A recent update now rejects requests for malware — or leads to a safety prompt — when attempting to use the API to develop malicious code. Of course, after that was announced, the arms race continued, and savvy individuals identified ways to “jailbreak” ChatGPT so that it could continue to enable evil.
If ChatGPT can pass medical exams and portions of the bar exam, it can help attackers and defenders without ever needing to write any code. We’ve compiled some of our brainstorms below on how this will help people, regardless of their intent.
Attacker Scenarios
- Phishing: Expect phishing emails to improve. There’s an art and science to writing a great phishing email. ChatGPT adds a third dynamic to that: programmatic. ChatGPT excels at creating text based on a prompted action. Good phishing emails required good-enough communication skills, which could challenge adversaries. Adversaries — and phishing simulation vendors — can use the text generation capabilities in ChatGPT to refine and enhance their library of emails by composing them at scale and selecting the ones that are most effective — just like marketing teams A/B-test — and see which ones excel.

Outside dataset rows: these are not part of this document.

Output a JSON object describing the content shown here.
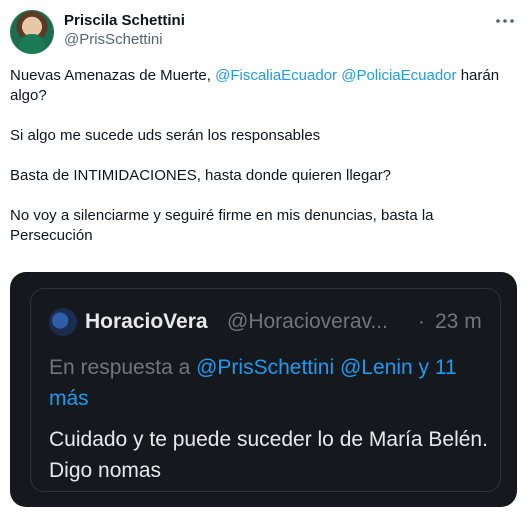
{
  "tweet": {
    "author_name": "Priscila Schettini",
    "author_handle": "@PrisSchettini",
    "more_icon": "ellipsis-icon",
    "paragraphs": {
      "p1_pre": "Nuevas Amenazas de Muerte, ",
      "p1_mention1": "@FiscaliaEcuador",
      "p1_space": " ",
      "p1_mention2": "@PoliciaEcuador",
      "p1_post": " harán algo?",
      "p2": "Si algo me sucede uds serán los responsables",
      "p3": "Basta de INTIMIDACIONES, hasta donde quieren llegar?",
      "p4": "No voy a silenciarme y seguiré firme en mis denuncias, basta la Persecución"
    }
  },
  "quoted": {
    "author_name": "HoracioVera",
    "author_handle": "@Horacioverav...",
    "separator": "·",
    "time": "23 m",
    "reply_prefix": "En respuesta a ",
    "reply_mention1": "@PrisSchettini",
    "reply_space": " ",
    "reply_mention2": "@Lenin",
    "reply_suffix": " y 11 más",
    "text": "Cuidado y te puede suceder lo de María Belén. Digo nomas"
  },
  "colors": {
    "accent": "#1d9bf0",
    "embed_bg": "#15181c",
    "muted": "#536471"
  }
}
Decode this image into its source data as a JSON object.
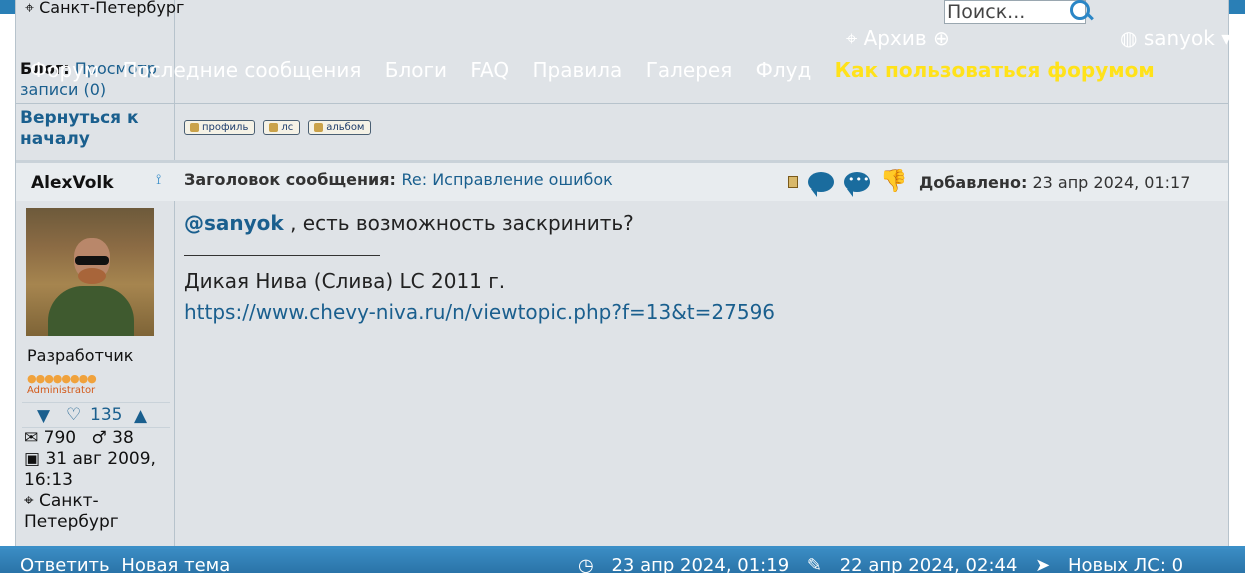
{
  "header": {
    "search_placeholder": "Поиск...",
    "archive_label": "Архив",
    "username": "sanyok",
    "nav": [
      "Форум",
      "Последние сообщения",
      "Блоги",
      "FAQ",
      "Правила",
      "Галерея",
      "Флуд",
      "Как пользоваться форумом"
    ]
  },
  "prev_post": {
    "location": "Санкт-Петербург",
    "blog_label": "Блог:",
    "blog_link": "Просмотр записи (0)",
    "back_link": "Вернуться к началу",
    "buttons": [
      "профиль",
      "лс",
      "альбом"
    ]
  },
  "post": {
    "author": "AlexVolk",
    "subject_label": "Заголовок сообщения:",
    "subject": "Re: Исправление ошибок",
    "added_label": "Добавлено:",
    "added_date": "23 апр 2024, 01:17",
    "role": "Разработчик",
    "rank_text": "Administrator",
    "reputation": "135",
    "messages": "790",
    "age": "38",
    "registered": "31 авг 2009, 16:13",
    "location": "Санкт-Петербург",
    "mention": "@sanyok",
    "body": ", есть возможность заскринить?",
    "sig_line1": "Дикая Нива (Слива) LC 2011 г.",
    "sig_link": "https://www.chevy-niva.ru/n/viewtopic.php?f=13&t=27596"
  },
  "footer": {
    "reply_label": "Ответить",
    "new_topic_label": "Новая тема",
    "time1": "23 апр 2024, 01:19",
    "time2": "22 апр 2024, 02:44",
    "new_pm_label": "Новых ЛС: 0"
  },
  "colors": {
    "accent": "#2a7fb6",
    "link": "#1a5f8e",
    "highlight": "#ffe21a"
  }
}
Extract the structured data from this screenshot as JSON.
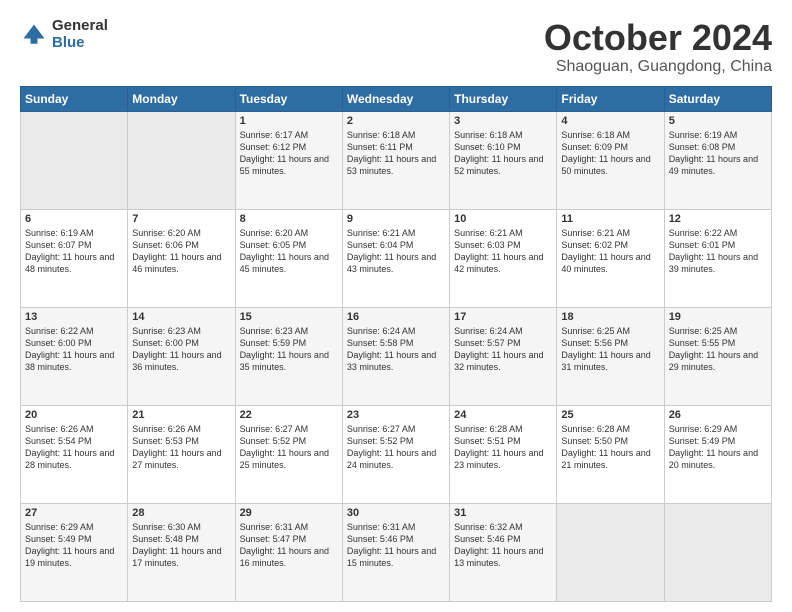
{
  "logo": {
    "general": "General",
    "blue": "Blue"
  },
  "title": {
    "month": "October 2024",
    "location": "Shaoguan, Guangdong, China"
  },
  "weekdays": [
    "Sunday",
    "Monday",
    "Tuesday",
    "Wednesday",
    "Thursday",
    "Friday",
    "Saturday"
  ],
  "weeks": [
    [
      {
        "day": "",
        "info": ""
      },
      {
        "day": "",
        "info": ""
      },
      {
        "day": "1",
        "info": "Sunrise: 6:17 AM\nSunset: 6:12 PM\nDaylight: 11 hours and 55 minutes."
      },
      {
        "day": "2",
        "info": "Sunrise: 6:18 AM\nSunset: 6:11 PM\nDaylight: 11 hours and 53 minutes."
      },
      {
        "day": "3",
        "info": "Sunrise: 6:18 AM\nSunset: 6:10 PM\nDaylight: 11 hours and 52 minutes."
      },
      {
        "day": "4",
        "info": "Sunrise: 6:18 AM\nSunset: 6:09 PM\nDaylight: 11 hours and 50 minutes."
      },
      {
        "day": "5",
        "info": "Sunrise: 6:19 AM\nSunset: 6:08 PM\nDaylight: 11 hours and 49 minutes."
      }
    ],
    [
      {
        "day": "6",
        "info": "Sunrise: 6:19 AM\nSunset: 6:07 PM\nDaylight: 11 hours and 48 minutes."
      },
      {
        "day": "7",
        "info": "Sunrise: 6:20 AM\nSunset: 6:06 PM\nDaylight: 11 hours and 46 minutes."
      },
      {
        "day": "8",
        "info": "Sunrise: 6:20 AM\nSunset: 6:05 PM\nDaylight: 11 hours and 45 minutes."
      },
      {
        "day": "9",
        "info": "Sunrise: 6:21 AM\nSunset: 6:04 PM\nDaylight: 11 hours and 43 minutes."
      },
      {
        "day": "10",
        "info": "Sunrise: 6:21 AM\nSunset: 6:03 PM\nDaylight: 11 hours and 42 minutes."
      },
      {
        "day": "11",
        "info": "Sunrise: 6:21 AM\nSunset: 6:02 PM\nDaylight: 11 hours and 40 minutes."
      },
      {
        "day": "12",
        "info": "Sunrise: 6:22 AM\nSunset: 6:01 PM\nDaylight: 11 hours and 39 minutes."
      }
    ],
    [
      {
        "day": "13",
        "info": "Sunrise: 6:22 AM\nSunset: 6:00 PM\nDaylight: 11 hours and 38 minutes."
      },
      {
        "day": "14",
        "info": "Sunrise: 6:23 AM\nSunset: 6:00 PM\nDaylight: 11 hours and 36 minutes."
      },
      {
        "day": "15",
        "info": "Sunrise: 6:23 AM\nSunset: 5:59 PM\nDaylight: 11 hours and 35 minutes."
      },
      {
        "day": "16",
        "info": "Sunrise: 6:24 AM\nSunset: 5:58 PM\nDaylight: 11 hours and 33 minutes."
      },
      {
        "day": "17",
        "info": "Sunrise: 6:24 AM\nSunset: 5:57 PM\nDaylight: 11 hours and 32 minutes."
      },
      {
        "day": "18",
        "info": "Sunrise: 6:25 AM\nSunset: 5:56 PM\nDaylight: 11 hours and 31 minutes."
      },
      {
        "day": "19",
        "info": "Sunrise: 6:25 AM\nSunset: 5:55 PM\nDaylight: 11 hours and 29 minutes."
      }
    ],
    [
      {
        "day": "20",
        "info": "Sunrise: 6:26 AM\nSunset: 5:54 PM\nDaylight: 11 hours and 28 minutes."
      },
      {
        "day": "21",
        "info": "Sunrise: 6:26 AM\nSunset: 5:53 PM\nDaylight: 11 hours and 27 minutes."
      },
      {
        "day": "22",
        "info": "Sunrise: 6:27 AM\nSunset: 5:52 PM\nDaylight: 11 hours and 25 minutes."
      },
      {
        "day": "23",
        "info": "Sunrise: 6:27 AM\nSunset: 5:52 PM\nDaylight: 11 hours and 24 minutes."
      },
      {
        "day": "24",
        "info": "Sunrise: 6:28 AM\nSunset: 5:51 PM\nDaylight: 11 hours and 23 minutes."
      },
      {
        "day": "25",
        "info": "Sunrise: 6:28 AM\nSunset: 5:50 PM\nDaylight: 11 hours and 21 minutes."
      },
      {
        "day": "26",
        "info": "Sunrise: 6:29 AM\nSunset: 5:49 PM\nDaylight: 11 hours and 20 minutes."
      }
    ],
    [
      {
        "day": "27",
        "info": "Sunrise: 6:29 AM\nSunset: 5:49 PM\nDaylight: 11 hours and 19 minutes."
      },
      {
        "day": "28",
        "info": "Sunrise: 6:30 AM\nSunset: 5:48 PM\nDaylight: 11 hours and 17 minutes."
      },
      {
        "day": "29",
        "info": "Sunrise: 6:31 AM\nSunset: 5:47 PM\nDaylight: 11 hours and 16 minutes."
      },
      {
        "day": "30",
        "info": "Sunrise: 6:31 AM\nSunset: 5:46 PM\nDaylight: 11 hours and 15 minutes."
      },
      {
        "day": "31",
        "info": "Sunrise: 6:32 AM\nSunset: 5:46 PM\nDaylight: 11 hours and 13 minutes."
      },
      {
        "day": "",
        "info": ""
      },
      {
        "day": "",
        "info": ""
      }
    ]
  ]
}
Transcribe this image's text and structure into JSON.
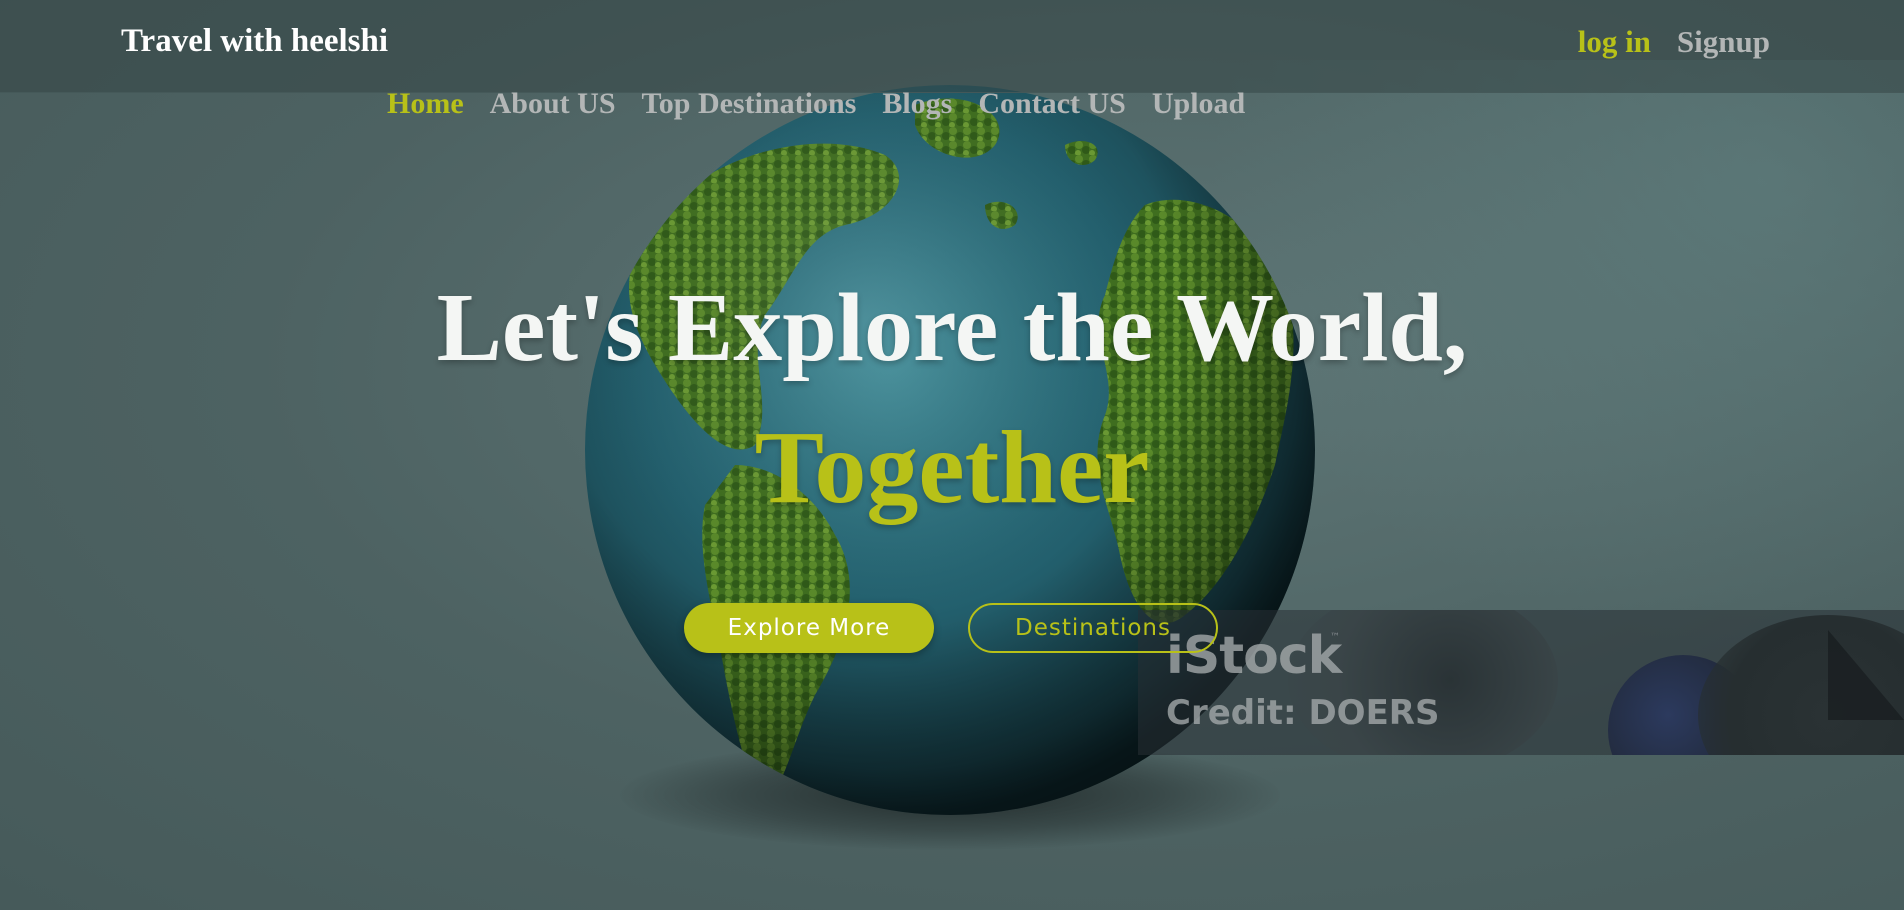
{
  "header": {
    "brand": "Travel with heelshi",
    "login_label": "log in",
    "signup_label": "Signup"
  },
  "nav": {
    "items": [
      {
        "label": "Home",
        "active": true
      },
      {
        "label": "About US",
        "active": false
      },
      {
        "label": "Top Destinations",
        "active": false
      },
      {
        "label": "Blogs",
        "active": false
      },
      {
        "label": "Contact US",
        "active": false
      },
      {
        "label": "Upload",
        "active": false
      }
    ]
  },
  "hero": {
    "title": "Let's Explore the World,",
    "title_accent": "Together",
    "primary_button": "Explore More",
    "secondary_button": "Destinations",
    "background_image": "earth-globe-covered-in-forest"
  },
  "watermark": {
    "logo": "iStock",
    "trademark": "™",
    "credit": "Credit: DOERS"
  },
  "colors": {
    "accent": "#b8c118",
    "nav_text": "#b3b6b6",
    "title_text": "#f4f6f4",
    "background": "#4d6262"
  }
}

- Phishing sites: Plan for impostor websites to fool more users. Between Stable Diffusion and ChatGPT, it’s easier than ever to create compelling images, logos, and website copy for attackers. Think of all those phishing sites that adversaries use today once you click on an email; someone had to create those. ChatGPT gives adversaries an avenue to create websites and website copy that appears more believable to the user. Similar to the above, the generative AI image and language capabilities lower the barrier to entry and offer improvements for adversaries.
- API attacks: While we haven’t seen any specific tests of this yet, one interesting avenue is asking ChatGPT to review API documentation to identify and suss out potential avenues of attack. API attacks are just different enough and often make use of unauthorized or unintended activity but not malware. Using the capabilities in ChatGPT to craft queries, aggregate information on APIs, and potentially assist in creating valid API queries that can be used maliciously becomes an enticing avenue of exploitation.
Security Practitioner Scenarios
Those are three of our favorite attacker scenarios, but let’s talk about a couple of the easy ways that ChatGPT can help enterprise defenders scale:
Reporting: One painstaking task for penetration testers, incident responders, and security operations center (SOC) analysts is compiling reports about successful tests, attacks, and incidents. ChatGPT could provide a massive reduction in the amount of time taken to produce those reports. Turning those around faster means more time doing the other stuff — testing, assessing, investigating, and responding, all of which helps security teams scale. The fact that this could be done in real time or during an investigation is also a compelling aspect.
Recommendations: Having a bot that can suggest next potential response actions — or optimal actions — should be something that exists already, but most of our machine-learning capabilities turned to optimizing detection, not response. While standard-issue ML can create a recommendation engine, ChatGPT creates a situation in which an SOC analyst is guided through the recommended actions along with context on why that is the next best action based on the available data. If security orchestration, automation, and response is set up correctly to accelerate the retrieval of artifacts, this could accelerate detection and response and help SOC analysts make better decisions. This represents a huge potential boon to analyst experience.